C’est qu’en fait le poids des preuves est presque accablant en faveur de la résurrection. Car si l’on se base uniquement sur les faits admis par 99% des spécialistes du Nouveau Testament, la résurrection devient de loin la meilleure explication possible[4]. En effet, aucune explication naturelle n’est en mesure de coller avec le plus ancien témoignage historique sur la vie de Jésus. Ce petit passage ne se trouve pas dans les Evangiles mais dans la première Epître aux Corinthiens de Paul. Aujourd’hui la quasi-unanimité des experts s’accordent pour dire que ces quelques lignes remontent aux années 30, c’est-à-dire au plus tard 10 ans après la mort de Jésus. Il s’agit d’un ancien credo que Paul a probablement découvert lors de sa visite à Jérusalem où il a pu interroger notamment Jacques et Pierre. On peut y lire que Jésus est mort, qu’il a été enterré, ressuscité et qu’il est apparu à Pierre puis aux apôtres, puis à une foule de cinq cents personnes. Le problème est qu’il n’existe aucune « explication naturelle » permettant de comprendre ces phénomènes : l’explication la plus souvent donnée par les experts, l’hallucination collective, ne tient pas la route puisque la littérature médicale n’a jamais pu constater un seul cas d’hallucination en groupe (qu’il ne faut pas confondre avec des interprétations erronées de phénomènes visibles). En trouver d’un coup plusieurs, étalées dans le temps, durables, à différents endroits, sur des gens différents, certaines connaissant très bien la personne en question, relèverait en soi d’un défi aux lois de la nature. Et comme on l’a vu le paravent historique adapté de Hume est invalide au plus haut point. L’explication par des lois naturelles amène à une impasse logique. Une impasse logique du même genre que celle des "sceptiques" dans l'affaire de l'apparition en France du suaire de Turin, rendus à devoir postuler, avant même de commercer à chercher une technique de reproduction de l'image, un faussaire médiéval, modeste, génial, inconnu et sans scrupules[5].

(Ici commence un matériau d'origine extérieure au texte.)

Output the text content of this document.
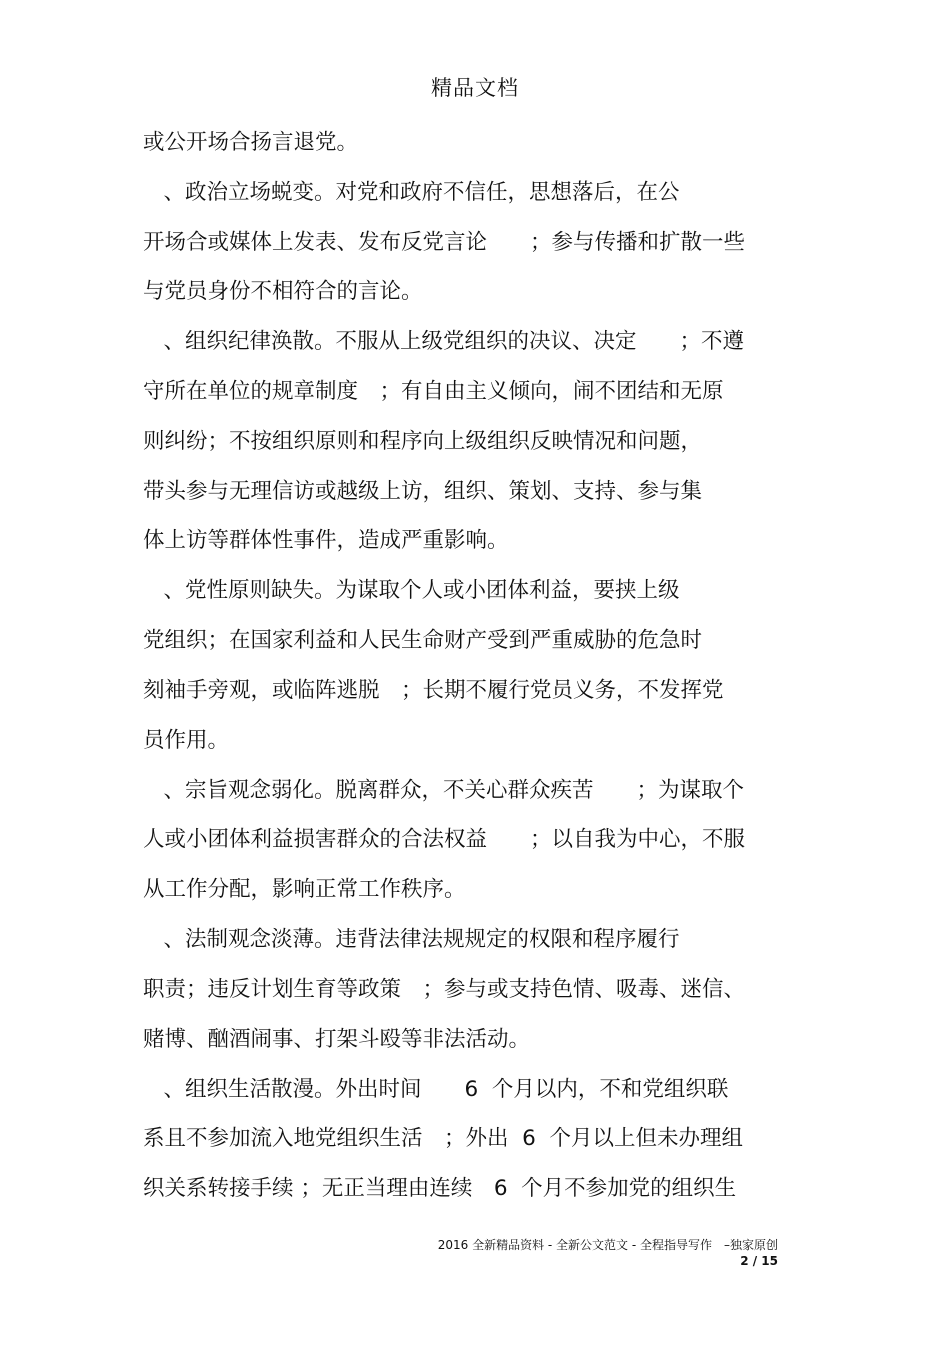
精品文档
或公开场合扬言退党。
、政治立场蜕变。对党和政府不信任，思想落后，在公
开场合或媒体上发表、发布反党言论　　；参与传播和扩散一些
与党员身份不相符合的言论。
、组织纪律涣散。不服从上级党组织的决议、决定　　；不遵
守所在单位的规章制度　；有自由主义倾向，闹不团结和无原
则纠纷；不按组织原则和程序向上级组织反映情况和问题，
带头参与无理信访或越级上访，组织、策划、支持、参与集
体上访等群体性事件，造成严重影响。
、党性原则缺失。为谋取个人或小团体利益，要挟上级
党组织；在国家利益和人民生命财产受到严重威胁的危急时
刻袖手旁观，或临阵逃脱　；长期不履行党员义务，不发挥党
员作用。
、宗旨观念弱化。脱离群众，不关心群众疾苦　　；为谋取个
人或小团体利益损害群众的合法权益　　；以自我为中心，不服
从工作分配，影响正常工作秩序。
、法制观念淡薄。违背法律法规规定的权限和程序履行
职责；违反计划生育等政策　；参与或支持色情、吸毒、迷信、
赌博、酗酒闹事、打架斗殴等非法活动。
、组织生活散漫。外出时间　　6  个月以内，不和党组织联
系且不参加流入地党组织生活　；外出  6  个月以上但未办理组
织关系转接手续 ；无正当理由连续　6  个月不参加党的组织生
2016 全新精品资料 - 全新公文范文 - 全程指导写作　–独家原创
2 / 15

En ce début de XXIème siècle, l’évolution des connaissances scientifiques amène donc à un renversement très piquant : pour contester l’existence de miracles, il faut d’abord admettre que l’on se base sur une série d’événements dont la probabilité de survenue est plus faible que la probabilité d’un « miracle ».

Dès lors, la conclusion s’impose : le XXIème siècle sera religieux ou ne sera pas scientifique.


[1] Richard Swinburne, The Resurrection of God Incarnate, Clarendon Press, Oxford, 2003.

[2] John Earman, Hume’s Abject Failure, The Argument Against Miracles, Oxford University Press, 2000.

[3] Le spécialiste vivant le plus connu de Jésus, John P. Meier, a une position légèrement différente mais tout aussi incohérente (voir particulièrement W.L. Craig, « "Noli Me Tangere’’, Why Meier Won’t Touch the Risen Lord », The Heythrop Journal, 2009, 1, pp. 91-97.)

[4] Le livre le plus rigoureux et le plus à jour sur ces questions est de Michael Licona, The Resurrection of Jesus, A New Historiographical Approach, IVP Academic, 2010.